I walked over to the bar, leaving Rosalina to deal with the inebriates. It didn’t take long for me to get the bartender’s attention. He had slipped me his number earlier on a napkin but I threw it on the floor.
“Two waters, please,” I said.
He smiled and winked at me before he started filling the glasses with ice. I rolled my eyes.
“You are very rude,” someone next to me said. I turned around to see who made the snarky comment, then I saw him. The chef. My body tensed.
“What?” I said, picking up my waters.
“You are rude. That’s what I said.” He leaned against the bar with a drink in front of him. Hair still long and pulled back and tattoos completely visible thanks to the short-sleeved white V-neck he wore.
I frowned at him.
“If you are talking about the restaurant, I wasn’t being rude.” I waited for his response.

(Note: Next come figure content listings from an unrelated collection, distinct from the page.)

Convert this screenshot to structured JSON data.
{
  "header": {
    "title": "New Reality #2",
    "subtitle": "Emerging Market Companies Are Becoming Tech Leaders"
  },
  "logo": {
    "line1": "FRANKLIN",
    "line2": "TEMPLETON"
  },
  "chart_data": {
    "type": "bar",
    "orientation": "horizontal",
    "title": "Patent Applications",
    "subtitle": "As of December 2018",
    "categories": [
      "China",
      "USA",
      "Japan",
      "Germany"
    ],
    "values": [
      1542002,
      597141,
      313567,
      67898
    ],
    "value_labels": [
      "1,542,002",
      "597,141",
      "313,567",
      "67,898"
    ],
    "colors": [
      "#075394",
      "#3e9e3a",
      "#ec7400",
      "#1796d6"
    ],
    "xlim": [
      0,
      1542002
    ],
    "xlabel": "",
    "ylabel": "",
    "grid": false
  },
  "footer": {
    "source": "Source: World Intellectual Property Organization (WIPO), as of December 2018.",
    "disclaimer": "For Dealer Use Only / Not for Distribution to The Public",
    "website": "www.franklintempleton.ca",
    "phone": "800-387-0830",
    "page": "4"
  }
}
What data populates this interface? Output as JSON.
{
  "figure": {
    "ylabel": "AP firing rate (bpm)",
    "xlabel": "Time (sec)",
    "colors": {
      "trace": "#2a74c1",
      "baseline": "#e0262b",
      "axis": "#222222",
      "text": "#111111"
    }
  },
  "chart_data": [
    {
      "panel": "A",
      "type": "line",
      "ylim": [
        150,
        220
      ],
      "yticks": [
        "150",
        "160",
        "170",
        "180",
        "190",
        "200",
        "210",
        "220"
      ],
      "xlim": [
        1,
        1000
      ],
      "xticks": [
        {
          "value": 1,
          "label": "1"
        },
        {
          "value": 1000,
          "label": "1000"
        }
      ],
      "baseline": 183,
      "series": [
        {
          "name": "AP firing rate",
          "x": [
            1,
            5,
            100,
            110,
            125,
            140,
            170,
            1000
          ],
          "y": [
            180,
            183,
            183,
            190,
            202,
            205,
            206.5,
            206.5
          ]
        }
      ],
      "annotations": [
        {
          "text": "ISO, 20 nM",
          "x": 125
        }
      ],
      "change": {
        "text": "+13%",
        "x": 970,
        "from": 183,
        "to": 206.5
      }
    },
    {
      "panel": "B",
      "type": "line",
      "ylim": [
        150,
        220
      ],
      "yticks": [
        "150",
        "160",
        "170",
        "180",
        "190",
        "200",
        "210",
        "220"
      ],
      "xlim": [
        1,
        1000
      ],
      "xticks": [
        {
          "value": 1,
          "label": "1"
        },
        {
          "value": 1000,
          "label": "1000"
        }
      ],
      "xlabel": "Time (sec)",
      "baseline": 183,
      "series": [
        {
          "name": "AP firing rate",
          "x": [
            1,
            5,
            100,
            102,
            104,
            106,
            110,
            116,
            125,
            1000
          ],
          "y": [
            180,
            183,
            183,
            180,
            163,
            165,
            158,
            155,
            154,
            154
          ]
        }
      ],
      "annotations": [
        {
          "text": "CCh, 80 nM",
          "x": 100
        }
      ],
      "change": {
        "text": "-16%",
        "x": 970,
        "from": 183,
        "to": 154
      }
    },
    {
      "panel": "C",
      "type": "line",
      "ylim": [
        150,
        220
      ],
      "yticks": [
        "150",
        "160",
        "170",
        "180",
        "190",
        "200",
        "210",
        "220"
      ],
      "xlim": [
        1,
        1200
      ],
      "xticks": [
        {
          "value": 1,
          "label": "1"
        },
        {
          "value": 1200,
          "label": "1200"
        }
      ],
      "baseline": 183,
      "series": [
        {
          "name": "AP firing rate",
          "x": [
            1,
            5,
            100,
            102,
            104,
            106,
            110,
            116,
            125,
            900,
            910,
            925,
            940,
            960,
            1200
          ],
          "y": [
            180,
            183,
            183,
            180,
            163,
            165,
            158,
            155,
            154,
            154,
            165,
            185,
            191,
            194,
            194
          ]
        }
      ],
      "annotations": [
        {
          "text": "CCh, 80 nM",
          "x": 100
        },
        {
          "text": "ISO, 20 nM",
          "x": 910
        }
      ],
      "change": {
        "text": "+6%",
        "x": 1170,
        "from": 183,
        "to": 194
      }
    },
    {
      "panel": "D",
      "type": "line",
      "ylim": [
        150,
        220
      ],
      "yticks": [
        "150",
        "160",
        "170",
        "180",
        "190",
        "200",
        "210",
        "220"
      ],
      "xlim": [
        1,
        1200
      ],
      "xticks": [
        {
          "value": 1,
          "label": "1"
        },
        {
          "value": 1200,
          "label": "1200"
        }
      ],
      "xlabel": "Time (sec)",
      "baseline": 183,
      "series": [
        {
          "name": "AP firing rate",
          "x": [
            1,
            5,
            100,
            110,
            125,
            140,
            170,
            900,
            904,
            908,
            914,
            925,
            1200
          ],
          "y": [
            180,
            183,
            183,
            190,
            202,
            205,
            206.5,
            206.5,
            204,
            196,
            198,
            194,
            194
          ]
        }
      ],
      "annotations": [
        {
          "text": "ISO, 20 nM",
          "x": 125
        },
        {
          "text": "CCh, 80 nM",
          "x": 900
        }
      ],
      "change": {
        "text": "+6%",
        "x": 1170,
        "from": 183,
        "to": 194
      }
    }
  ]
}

“No, you weren’t rude there, but you are rude to the bartender and rude at the counseling center.” He grabbed his drink off of the bar and tuned to face me, still leaning, so calm and collected.

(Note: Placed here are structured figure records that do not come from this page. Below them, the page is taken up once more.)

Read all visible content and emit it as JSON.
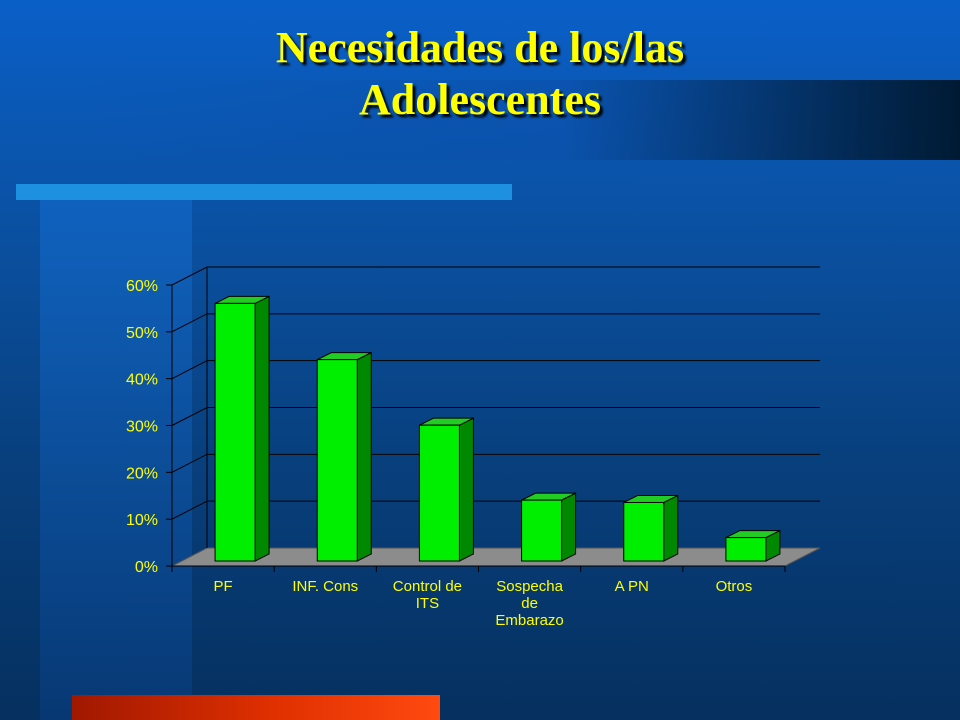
{
  "title": {
    "line1": "Necesidades de los/las",
    "line2": "Adolescentes"
  },
  "colors": {
    "title": "#ffff00",
    "bar_front": "#00ee00",
    "bar_side": "#008800",
    "bar_top": "#22cc22",
    "floor": "#8c8c8c",
    "labels": "#ffff00"
  },
  "chart_data": {
    "type": "bar",
    "title": "",
    "xlabel": "",
    "ylabel": "",
    "ylim": [
      0,
      60
    ],
    "grid": true,
    "legend": "none",
    "y_ticks": [
      "0%",
      "10%",
      "20%",
      "30%",
      "40%",
      "50%",
      "60%"
    ],
    "categories": [
      [
        "PF"
      ],
      [
        "INF. Cons"
      ],
      [
        "Control de",
        "ITS"
      ],
      [
        "Sospecha",
        "de",
        "Embarazo"
      ],
      [
        "A PN"
      ],
      [
        "Otros"
      ]
    ],
    "values": [
      55,
      43,
      29,
      13,
      12.5,
      5
    ]
  }
}
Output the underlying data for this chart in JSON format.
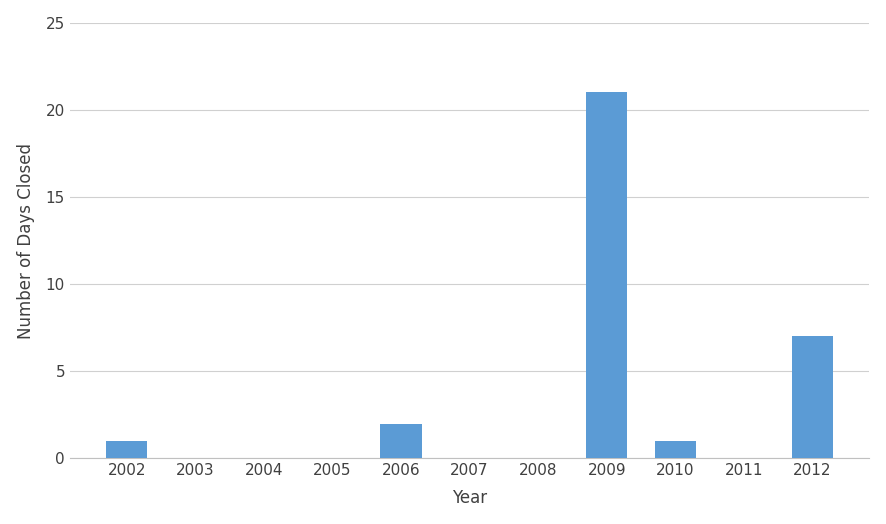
{
  "years": [
    2002,
    2003,
    2004,
    2005,
    2006,
    2007,
    2008,
    2009,
    2010,
    2011,
    2012
  ],
  "values": [
    1,
    0,
    0,
    0,
    2,
    0,
    0,
    21,
    1,
    0,
    7
  ],
  "bar_color": "#5b9bd5",
  "xlabel": "Year",
  "ylabel": "Number of Days Closed",
  "ylim": [
    0,
    25
  ],
  "yticks": [
    0,
    5,
    10,
    15,
    20,
    25
  ],
  "background_color": "#ffffff",
  "grid_color": "#d0d0d0",
  "bar_width": 0.6
}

“The counseling center?” I asked.
“Yeah, you bulldozed me a couple of weeks ago. Always buried in your phone, never paying attention.” His eyes latched on to mine, waiting for an apology.
That’s where I knew him from.
“Oh, yeah,” I said as it came to me. “You’re the guy with the smartass mouth.”
“That would be me,” he said, raising his drink up before he pulled it to his lips.
“What’s your name again?” I asked.
“Nikolas,” he said. “Nikolas Almeida. And you?”
“Mara,” I said hesitantly.
“No last name?” he asked.
“No last name I’m willing to give,” I retorted.
He rolled his eyes. “Okay, then,” he said, flagging down the bartender for another drink.
A sigh of relief came over me. It was all beginning to make sense.
He had to be i
n his late thirties, but he had a youthful edge to him. He seemed like he didn’t fit there. Not at a place like this. The chef did not belong here and my curiosity got the best of me.
“What brings you here tonight? This doesn’t seem to be your kind of place.”
“Aren’t you perceptive?” he said as the bartender placed his new drink in front of him. “It’s not. A business associate of mine owns it, so I came here to see him. Just hanging here until he finishes up. What brings you out?”
“Just out with my roommates,” I said, as nonchalantly as I could.
He nodded his head. “I see. Well, I won’t keep you. You enjoy the rest of your night.” He turned away from me and headed back to the bar.
“Thanks, you too,” I said, ready to leave when some drunk guy crashed into me, knocking the waters out of my hand. The sound of the shattering glass made me jump along with the cold water that splashed up onto my legs and saturated my shoes. He put his drink down and stepped closer to me.
“Are you okay?” He reached across the bar to grab a stack full of napkins and handed them to me.
“Yeah, I’ll be fine.” I looked over at the bartender. “Two more waters, please.” The chef smelled so good I was somewhat disappointed when he stepped away from me.
“Thanks,” I said, staring a little longer than I should have.
“No problem.” He stepped back to grab his drink.
“Well, it was nice talking to you. Maybe I’ll see you around,” I said, sounding sarcastic.
“Maybe,” he said, and he grabbed his drink and walked down to the other side of the bar.
I walked away and I didn’t look back to see if he was watching me. I wasn’t completely comfortable with the thought of him watching me walk away, but there was something about him.
I walked back to our spot on the dance floor with the waters, but when I got there they were gone. I stood there looking all around when I heard Rosalina yell at me from across the dance floor.
“Mara!” she said, and she motioned me to come toward her. I made my way through the crowd, but when I got to them I realized that they were standing in a long line that that led to the bathroom.